Max sighs. They’re both sitting on Dana’s bed, shoeless and relaxed, but now she straightens up, and looks pointedly at the friendship bracelet still being knotted around her wrist. “Did Juliet set you up to this? Because if yes, the bracelet doubling as a handcuff was a clever ploy.”
“It’s not a handcuff, it’s a friendship bracelet,” Dana says, affronted. “And one I spent a lot of time making, thankyouverymuch. Besides, I’m not snooping, girl, I’m being a pal! A buddy! What’s wrong with a little girl talk?”
Still, Max doesn’t seem to quite buy it. She narrows her eyes. “You swear?”
Dana rolls hers, and finishes the knot, sitting back on her haunches. “Uh, yeah. Wouldn’t it make me, like, the biggest hypocrite ever if I started spreading other people’s shit around? No, thank you.”

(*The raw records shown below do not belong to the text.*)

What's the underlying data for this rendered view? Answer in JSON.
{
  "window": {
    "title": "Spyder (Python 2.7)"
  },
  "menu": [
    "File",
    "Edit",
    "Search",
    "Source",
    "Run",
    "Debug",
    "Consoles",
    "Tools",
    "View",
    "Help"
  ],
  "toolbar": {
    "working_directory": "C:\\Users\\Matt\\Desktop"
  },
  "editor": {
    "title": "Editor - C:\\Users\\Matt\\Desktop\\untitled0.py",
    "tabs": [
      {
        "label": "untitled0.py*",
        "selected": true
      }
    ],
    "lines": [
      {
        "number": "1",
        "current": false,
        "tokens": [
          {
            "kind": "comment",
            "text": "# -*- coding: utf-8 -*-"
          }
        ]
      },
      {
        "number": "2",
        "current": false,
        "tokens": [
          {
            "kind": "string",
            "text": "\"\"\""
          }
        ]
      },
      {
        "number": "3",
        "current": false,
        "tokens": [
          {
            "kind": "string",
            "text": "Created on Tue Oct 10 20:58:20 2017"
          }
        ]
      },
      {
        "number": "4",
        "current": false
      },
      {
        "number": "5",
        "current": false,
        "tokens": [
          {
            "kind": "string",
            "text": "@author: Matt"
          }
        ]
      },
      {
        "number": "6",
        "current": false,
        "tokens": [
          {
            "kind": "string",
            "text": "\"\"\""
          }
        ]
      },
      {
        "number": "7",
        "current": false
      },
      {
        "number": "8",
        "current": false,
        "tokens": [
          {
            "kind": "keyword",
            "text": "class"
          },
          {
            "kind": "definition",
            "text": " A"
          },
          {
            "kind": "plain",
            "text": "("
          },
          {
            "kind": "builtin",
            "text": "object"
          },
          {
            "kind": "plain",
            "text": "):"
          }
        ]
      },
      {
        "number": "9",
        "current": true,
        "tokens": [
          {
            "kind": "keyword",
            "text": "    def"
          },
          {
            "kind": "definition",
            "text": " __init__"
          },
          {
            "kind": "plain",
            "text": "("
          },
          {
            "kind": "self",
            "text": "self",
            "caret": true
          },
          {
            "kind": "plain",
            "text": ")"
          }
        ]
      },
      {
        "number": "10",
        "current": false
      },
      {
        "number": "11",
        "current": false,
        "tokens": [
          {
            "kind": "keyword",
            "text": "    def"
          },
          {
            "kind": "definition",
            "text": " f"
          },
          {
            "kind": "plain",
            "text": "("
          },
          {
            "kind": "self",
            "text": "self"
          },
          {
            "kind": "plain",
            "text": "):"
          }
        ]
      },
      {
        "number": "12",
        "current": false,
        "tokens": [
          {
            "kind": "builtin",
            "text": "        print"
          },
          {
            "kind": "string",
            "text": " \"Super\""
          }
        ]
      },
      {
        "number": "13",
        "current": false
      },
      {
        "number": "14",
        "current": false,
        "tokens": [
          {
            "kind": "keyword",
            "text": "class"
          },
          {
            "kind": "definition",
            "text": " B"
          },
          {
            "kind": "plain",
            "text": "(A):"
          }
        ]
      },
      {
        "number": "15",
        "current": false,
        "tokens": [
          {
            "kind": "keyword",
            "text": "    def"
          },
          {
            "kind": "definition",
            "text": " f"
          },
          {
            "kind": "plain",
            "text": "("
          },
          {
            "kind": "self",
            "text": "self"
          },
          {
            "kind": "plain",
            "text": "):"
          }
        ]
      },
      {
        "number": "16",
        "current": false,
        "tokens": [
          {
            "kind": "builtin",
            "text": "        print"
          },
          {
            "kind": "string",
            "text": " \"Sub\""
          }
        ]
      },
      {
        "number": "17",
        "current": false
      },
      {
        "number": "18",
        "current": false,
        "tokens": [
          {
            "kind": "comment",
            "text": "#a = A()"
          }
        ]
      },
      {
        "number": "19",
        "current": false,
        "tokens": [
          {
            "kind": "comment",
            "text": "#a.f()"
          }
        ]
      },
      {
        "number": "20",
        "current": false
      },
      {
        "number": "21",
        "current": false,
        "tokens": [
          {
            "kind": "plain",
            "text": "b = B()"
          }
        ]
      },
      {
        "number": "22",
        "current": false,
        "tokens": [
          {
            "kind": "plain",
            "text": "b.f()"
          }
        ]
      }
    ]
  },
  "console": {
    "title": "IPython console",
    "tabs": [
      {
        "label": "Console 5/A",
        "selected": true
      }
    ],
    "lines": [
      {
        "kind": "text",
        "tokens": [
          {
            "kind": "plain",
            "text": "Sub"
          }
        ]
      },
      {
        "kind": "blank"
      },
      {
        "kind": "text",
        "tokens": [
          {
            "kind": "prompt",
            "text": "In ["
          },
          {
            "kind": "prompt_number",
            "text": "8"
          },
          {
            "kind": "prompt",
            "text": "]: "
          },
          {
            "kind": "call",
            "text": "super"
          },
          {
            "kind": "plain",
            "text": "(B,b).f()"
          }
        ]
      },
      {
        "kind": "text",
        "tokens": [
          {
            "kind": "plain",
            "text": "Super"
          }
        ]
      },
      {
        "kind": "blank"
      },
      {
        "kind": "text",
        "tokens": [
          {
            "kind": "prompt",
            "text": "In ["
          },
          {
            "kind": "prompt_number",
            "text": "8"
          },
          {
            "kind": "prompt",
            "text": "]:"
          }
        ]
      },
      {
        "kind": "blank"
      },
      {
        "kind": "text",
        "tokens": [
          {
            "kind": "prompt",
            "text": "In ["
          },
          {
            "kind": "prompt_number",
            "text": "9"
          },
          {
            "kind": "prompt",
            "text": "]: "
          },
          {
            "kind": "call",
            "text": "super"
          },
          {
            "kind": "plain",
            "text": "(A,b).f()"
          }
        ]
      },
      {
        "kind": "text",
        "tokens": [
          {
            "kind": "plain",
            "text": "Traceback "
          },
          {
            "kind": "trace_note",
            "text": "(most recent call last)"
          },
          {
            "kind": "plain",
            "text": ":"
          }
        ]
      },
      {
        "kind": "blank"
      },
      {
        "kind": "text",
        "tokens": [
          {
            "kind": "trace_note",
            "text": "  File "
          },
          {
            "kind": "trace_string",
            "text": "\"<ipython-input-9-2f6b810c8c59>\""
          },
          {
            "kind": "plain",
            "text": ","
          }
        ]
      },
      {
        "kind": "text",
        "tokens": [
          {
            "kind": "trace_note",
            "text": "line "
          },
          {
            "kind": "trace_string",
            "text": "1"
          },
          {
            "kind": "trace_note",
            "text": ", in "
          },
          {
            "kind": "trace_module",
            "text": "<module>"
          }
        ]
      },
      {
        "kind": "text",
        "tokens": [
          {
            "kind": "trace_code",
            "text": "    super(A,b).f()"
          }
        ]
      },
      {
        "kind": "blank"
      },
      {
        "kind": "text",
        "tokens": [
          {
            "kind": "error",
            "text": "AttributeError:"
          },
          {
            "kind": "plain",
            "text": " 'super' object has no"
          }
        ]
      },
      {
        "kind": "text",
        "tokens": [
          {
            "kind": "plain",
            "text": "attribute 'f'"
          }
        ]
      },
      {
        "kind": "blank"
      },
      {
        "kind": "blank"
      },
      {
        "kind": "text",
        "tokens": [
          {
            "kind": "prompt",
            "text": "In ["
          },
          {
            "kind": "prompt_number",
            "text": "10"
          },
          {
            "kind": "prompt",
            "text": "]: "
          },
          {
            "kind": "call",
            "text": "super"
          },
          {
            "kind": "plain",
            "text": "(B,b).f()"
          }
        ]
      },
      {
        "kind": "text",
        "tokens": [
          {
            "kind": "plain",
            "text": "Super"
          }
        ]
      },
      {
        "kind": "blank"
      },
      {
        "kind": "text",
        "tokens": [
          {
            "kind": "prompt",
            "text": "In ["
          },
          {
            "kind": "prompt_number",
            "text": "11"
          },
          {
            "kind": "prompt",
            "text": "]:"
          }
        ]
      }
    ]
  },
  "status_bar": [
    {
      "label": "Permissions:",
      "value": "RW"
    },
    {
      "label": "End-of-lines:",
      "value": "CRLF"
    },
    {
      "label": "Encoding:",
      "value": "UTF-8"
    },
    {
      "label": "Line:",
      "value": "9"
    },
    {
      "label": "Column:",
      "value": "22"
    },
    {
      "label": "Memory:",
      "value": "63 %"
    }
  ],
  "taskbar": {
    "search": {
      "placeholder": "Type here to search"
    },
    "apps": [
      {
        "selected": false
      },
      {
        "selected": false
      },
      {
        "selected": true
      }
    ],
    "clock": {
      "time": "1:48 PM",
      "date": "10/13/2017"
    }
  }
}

The uncertainty drains out of Max’s face, and she nods slowly. “Yeah, you’re right. Sorry. Anyway, yeah, me and Chloe…” Her face colors, just a little, and Dana hums with delight. “We’re together, I guess.”
“You guess?” Dana repeats gleefully. “Max, I’m not guessing, and you’re the one in the relationship! What’s there to guess about?”
“I mean,” Max says, and she’s full-on blushing now. “We are together. We just haven’t like, said so. Like, we go out to eat, and hang out, and we, you know, we…” She stops, scowls at Dana’s waggling eyebrows, and continues. “But it wasn’t like one of us said, let’s go out, let’s be girlfriends, I don’t know. This is just how it is now.”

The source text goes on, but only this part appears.